Allier passé et modernité.

C’est au cœur du 11e arrondissement de Paris, au 69, boulevard de Charonne, dans un quartier branché que MurMure va prendre vie. Le bâtiment historique appartenait à la Compagnie parisienne de distribution (CPDE). C’était un poste de transformation électrique (Nation 1) de 1929.
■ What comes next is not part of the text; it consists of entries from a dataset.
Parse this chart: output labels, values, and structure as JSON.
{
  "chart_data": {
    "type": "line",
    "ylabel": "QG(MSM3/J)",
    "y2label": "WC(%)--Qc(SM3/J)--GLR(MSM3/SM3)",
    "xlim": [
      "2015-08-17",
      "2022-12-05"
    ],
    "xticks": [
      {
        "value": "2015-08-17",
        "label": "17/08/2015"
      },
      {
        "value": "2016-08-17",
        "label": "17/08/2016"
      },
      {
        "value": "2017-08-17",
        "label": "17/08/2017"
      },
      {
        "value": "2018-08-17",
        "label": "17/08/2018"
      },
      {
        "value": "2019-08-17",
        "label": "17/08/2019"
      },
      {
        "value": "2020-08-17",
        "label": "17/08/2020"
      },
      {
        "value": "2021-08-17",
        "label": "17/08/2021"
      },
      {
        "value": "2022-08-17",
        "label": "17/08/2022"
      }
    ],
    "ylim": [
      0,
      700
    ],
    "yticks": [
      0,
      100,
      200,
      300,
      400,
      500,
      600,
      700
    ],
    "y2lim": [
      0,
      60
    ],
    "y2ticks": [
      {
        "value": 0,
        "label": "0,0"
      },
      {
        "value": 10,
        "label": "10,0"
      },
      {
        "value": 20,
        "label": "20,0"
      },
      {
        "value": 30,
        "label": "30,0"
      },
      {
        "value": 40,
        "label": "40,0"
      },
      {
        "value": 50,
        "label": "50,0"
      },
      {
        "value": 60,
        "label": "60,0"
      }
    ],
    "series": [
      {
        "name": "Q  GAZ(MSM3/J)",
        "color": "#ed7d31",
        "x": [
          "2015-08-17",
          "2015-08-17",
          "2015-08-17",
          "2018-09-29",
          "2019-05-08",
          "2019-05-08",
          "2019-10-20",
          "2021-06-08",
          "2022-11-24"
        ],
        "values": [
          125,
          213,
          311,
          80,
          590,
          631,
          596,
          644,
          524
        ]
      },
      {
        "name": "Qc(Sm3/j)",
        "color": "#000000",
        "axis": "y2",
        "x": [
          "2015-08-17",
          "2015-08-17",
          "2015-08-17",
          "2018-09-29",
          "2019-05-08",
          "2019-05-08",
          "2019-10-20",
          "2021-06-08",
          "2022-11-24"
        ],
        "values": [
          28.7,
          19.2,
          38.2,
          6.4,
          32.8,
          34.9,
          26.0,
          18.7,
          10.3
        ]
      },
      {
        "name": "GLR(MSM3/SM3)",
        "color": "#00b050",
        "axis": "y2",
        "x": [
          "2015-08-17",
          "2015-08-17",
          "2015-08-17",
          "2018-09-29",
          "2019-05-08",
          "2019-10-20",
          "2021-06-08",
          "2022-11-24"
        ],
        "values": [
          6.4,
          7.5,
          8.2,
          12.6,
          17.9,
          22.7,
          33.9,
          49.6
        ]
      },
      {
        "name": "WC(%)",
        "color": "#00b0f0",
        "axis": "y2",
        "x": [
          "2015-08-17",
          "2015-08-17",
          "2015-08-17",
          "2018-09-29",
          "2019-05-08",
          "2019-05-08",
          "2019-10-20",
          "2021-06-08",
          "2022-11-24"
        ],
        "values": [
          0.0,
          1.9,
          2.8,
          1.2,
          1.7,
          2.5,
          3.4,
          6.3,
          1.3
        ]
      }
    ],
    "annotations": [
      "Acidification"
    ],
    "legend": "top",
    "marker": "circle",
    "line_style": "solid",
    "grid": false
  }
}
Les architectes en charge de cette réhabilitation d’envergure sont & Givry. Leur parti pris architectural est de conserver une majorité de la structure existante (les verticalités et les planchers en béton armé). Une attention particulière est portée pour préserver tous les éléments patrimoniaux comme la serrurerie et la verrière en acier. Un travail sur la façade est effectué pour faire réapparaître les matériaux d’origine. L’architecture industrielle du site est préservée et revalorisée afin de devenir la vitrine du premier cluster pour les professionnels du son.

Visite des lieux.

Le site est constitué de deux sous-sols, d’un rez-de-chaussée, de cinq étages et d’une toiture-terrasse. Les deux sous-sols sont constitués de studios d’enregistrement, de bruitage et surtout d’un grand studio A pour un orchestre symphonique d’une centaine de musiciens. Le rez-de-chaussée, ouvert au public, dispose de commerces, artisans, bar et restaurant déclinés sur le thème de la musique, On y trouve par exemple des disquaires et des luthiers. Les étages (du R+1 au R+5) accueillent des espaces de coworking et des bureaux. Ils abritent des entreprises et des start-up de création sonore et audiovisuelle telles que des sociétés événementielles, des graphistes, des juristes en propriété intellectuelle. La toiture végétalisée devient un jardin, le Jardin des Silences.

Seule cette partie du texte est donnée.